Thankfully, the DISC system does not rely on measuring the amount of yellow bile in a candidate to determine their behavioural style, but the ideas behind it can, indirectly, be traced back to Hippocrates' theories.

Carl Gustav Jung

There are many modern theories of behaviour based on the idea of four factors. Perhaps the most influential of these is to be found in the work of the Swiss psychologist, Carl Gustav Jung. He defined individual behaviour as belonging to one of four different types; Sensing, Intuitive, Feeling and Thinking.

The definitions of these types are rooted in Jung's lifelong work on the unconscious mind, and need not concern us here. They are important because they represent one of the first serious attempts to map the human psyche by a modern psychologist.

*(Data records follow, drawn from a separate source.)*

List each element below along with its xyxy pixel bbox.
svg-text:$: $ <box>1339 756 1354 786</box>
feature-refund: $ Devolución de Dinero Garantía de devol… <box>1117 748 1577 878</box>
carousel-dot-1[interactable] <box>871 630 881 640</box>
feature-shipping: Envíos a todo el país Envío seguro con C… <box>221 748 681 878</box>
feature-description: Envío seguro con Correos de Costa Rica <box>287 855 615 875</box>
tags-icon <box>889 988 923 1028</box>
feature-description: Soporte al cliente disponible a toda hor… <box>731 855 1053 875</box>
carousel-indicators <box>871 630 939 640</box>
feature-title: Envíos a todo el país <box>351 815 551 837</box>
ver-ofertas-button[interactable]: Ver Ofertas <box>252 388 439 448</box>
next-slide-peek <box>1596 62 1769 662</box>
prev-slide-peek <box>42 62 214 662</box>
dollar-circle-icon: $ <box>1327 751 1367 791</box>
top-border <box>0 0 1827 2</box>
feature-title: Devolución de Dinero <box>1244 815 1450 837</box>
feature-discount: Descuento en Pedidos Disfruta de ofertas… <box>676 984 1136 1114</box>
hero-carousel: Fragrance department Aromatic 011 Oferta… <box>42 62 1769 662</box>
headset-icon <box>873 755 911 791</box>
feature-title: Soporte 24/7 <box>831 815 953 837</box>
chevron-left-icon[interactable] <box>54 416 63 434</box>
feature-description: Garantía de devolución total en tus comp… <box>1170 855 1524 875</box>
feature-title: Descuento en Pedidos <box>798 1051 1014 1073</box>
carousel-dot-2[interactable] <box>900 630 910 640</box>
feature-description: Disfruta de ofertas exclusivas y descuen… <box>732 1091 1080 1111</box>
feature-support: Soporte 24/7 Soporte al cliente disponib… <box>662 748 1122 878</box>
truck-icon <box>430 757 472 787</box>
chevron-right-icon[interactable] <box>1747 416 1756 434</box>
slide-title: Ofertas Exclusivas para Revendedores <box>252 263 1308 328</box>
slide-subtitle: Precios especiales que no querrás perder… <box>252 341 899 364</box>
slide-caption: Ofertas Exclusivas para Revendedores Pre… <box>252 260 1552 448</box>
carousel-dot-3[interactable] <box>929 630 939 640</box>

Assessment tools based on Jung's work are still available today.

It was Jung's opinion that people instinctively understand behaviour in terms of a set of four elements (his four types being one example of such a set, and the four humours of the Greeks being another). These groups of four (technically called tetralogies) underlie a very large number of assessment techniques, and DISC is no exception.

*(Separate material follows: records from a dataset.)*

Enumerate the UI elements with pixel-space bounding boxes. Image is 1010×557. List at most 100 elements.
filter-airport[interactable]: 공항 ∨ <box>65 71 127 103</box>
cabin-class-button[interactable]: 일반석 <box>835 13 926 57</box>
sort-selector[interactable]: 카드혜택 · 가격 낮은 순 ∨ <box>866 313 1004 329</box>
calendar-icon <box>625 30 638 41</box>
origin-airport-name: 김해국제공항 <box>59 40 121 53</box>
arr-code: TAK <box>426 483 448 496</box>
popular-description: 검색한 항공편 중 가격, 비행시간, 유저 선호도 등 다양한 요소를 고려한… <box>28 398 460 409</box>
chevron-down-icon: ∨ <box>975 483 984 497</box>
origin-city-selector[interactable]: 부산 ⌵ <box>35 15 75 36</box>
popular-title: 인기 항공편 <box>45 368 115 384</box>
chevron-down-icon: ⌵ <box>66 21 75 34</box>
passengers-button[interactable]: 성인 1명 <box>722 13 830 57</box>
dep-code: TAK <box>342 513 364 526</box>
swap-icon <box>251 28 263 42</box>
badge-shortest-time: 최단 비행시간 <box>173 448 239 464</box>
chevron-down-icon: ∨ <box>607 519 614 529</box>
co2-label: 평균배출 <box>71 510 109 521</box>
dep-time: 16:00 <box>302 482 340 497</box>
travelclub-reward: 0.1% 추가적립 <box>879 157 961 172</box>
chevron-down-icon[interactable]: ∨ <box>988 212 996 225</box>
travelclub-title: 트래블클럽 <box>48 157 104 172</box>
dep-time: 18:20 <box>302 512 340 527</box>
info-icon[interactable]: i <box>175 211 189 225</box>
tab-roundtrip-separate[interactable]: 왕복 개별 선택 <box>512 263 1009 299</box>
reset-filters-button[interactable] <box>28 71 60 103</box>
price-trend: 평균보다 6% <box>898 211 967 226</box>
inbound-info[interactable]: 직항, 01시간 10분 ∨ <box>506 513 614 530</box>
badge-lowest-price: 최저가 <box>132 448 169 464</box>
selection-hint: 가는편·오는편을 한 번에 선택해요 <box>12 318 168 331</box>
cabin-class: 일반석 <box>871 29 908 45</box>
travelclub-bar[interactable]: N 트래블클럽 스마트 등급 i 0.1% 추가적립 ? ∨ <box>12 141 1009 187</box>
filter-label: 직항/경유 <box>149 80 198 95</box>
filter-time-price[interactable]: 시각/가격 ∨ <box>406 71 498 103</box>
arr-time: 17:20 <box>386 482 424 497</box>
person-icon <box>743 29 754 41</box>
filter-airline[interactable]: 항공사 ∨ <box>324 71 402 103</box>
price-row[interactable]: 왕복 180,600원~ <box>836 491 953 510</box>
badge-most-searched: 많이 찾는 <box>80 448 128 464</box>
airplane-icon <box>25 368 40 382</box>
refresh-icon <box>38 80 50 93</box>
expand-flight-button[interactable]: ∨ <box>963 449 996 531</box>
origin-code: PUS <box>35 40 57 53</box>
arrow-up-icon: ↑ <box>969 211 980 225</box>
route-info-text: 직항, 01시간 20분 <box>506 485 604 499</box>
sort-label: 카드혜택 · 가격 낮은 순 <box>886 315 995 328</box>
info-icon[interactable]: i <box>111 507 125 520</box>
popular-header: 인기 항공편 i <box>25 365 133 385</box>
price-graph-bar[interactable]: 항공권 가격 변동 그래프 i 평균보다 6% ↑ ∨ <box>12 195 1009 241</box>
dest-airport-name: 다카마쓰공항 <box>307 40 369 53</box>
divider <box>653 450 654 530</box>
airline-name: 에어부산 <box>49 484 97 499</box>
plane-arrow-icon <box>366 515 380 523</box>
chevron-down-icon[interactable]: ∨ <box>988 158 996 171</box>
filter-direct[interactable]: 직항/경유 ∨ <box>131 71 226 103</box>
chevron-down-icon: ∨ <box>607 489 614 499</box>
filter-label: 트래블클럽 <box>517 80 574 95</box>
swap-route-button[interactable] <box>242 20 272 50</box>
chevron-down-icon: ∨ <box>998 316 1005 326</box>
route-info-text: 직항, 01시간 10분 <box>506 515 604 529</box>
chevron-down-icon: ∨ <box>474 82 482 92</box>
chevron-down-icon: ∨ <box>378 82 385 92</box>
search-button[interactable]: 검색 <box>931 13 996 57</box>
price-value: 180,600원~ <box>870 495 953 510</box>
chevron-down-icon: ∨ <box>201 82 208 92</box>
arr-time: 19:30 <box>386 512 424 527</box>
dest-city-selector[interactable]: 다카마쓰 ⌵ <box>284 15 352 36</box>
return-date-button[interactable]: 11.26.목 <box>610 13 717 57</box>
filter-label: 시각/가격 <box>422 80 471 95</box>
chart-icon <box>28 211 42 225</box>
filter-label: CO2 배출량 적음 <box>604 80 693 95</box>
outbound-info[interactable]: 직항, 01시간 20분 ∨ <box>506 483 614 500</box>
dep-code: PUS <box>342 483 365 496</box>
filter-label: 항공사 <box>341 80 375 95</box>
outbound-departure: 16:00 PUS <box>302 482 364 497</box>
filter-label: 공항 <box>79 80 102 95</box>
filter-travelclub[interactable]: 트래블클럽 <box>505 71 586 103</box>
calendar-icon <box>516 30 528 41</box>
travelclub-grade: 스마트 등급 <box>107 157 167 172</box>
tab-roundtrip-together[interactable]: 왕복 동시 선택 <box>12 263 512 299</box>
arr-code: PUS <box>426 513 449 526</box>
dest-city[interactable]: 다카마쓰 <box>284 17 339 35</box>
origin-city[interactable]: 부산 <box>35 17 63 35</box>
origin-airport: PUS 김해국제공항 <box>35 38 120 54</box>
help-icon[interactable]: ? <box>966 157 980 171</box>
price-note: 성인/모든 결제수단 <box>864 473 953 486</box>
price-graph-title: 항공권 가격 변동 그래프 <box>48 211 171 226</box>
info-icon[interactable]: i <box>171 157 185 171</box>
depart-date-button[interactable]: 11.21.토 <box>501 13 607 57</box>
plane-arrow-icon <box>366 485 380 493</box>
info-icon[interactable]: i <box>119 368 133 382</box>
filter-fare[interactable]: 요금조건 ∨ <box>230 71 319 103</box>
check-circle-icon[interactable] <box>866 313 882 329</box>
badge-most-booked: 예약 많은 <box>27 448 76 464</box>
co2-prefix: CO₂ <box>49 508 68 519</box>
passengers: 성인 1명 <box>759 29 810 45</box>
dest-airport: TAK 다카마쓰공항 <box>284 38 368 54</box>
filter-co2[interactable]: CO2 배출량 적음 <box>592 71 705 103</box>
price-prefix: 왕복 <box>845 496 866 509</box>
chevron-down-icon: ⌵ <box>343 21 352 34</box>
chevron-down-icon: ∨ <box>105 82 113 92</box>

The Emotions of Normal People

In the early 1920's, an American psychologist named William Moulton Marston developed a theory to explain people's emotional responses. Until that time, work of this kind had been mainly confined to the mentally ill or criminally insane, and Marston wanted to extend these ideas to cover the behaviour of ordinary individuals.

In order to test his theories, Marston needed some way of measuring the behavioural styles he was trying to describe. His solution was to develop his own technique to measure four important factors. The factors he chose were Dominance, Influence, Steadiness and Compliance, from which the technique takes its name - DISC.

Marston published his findings in a book entitled The Emotions of Normal People, which included a brief description of the system he had developed. From these humble beginnings, the DISC system has grown to become probably the most widely used assessment tool in the world.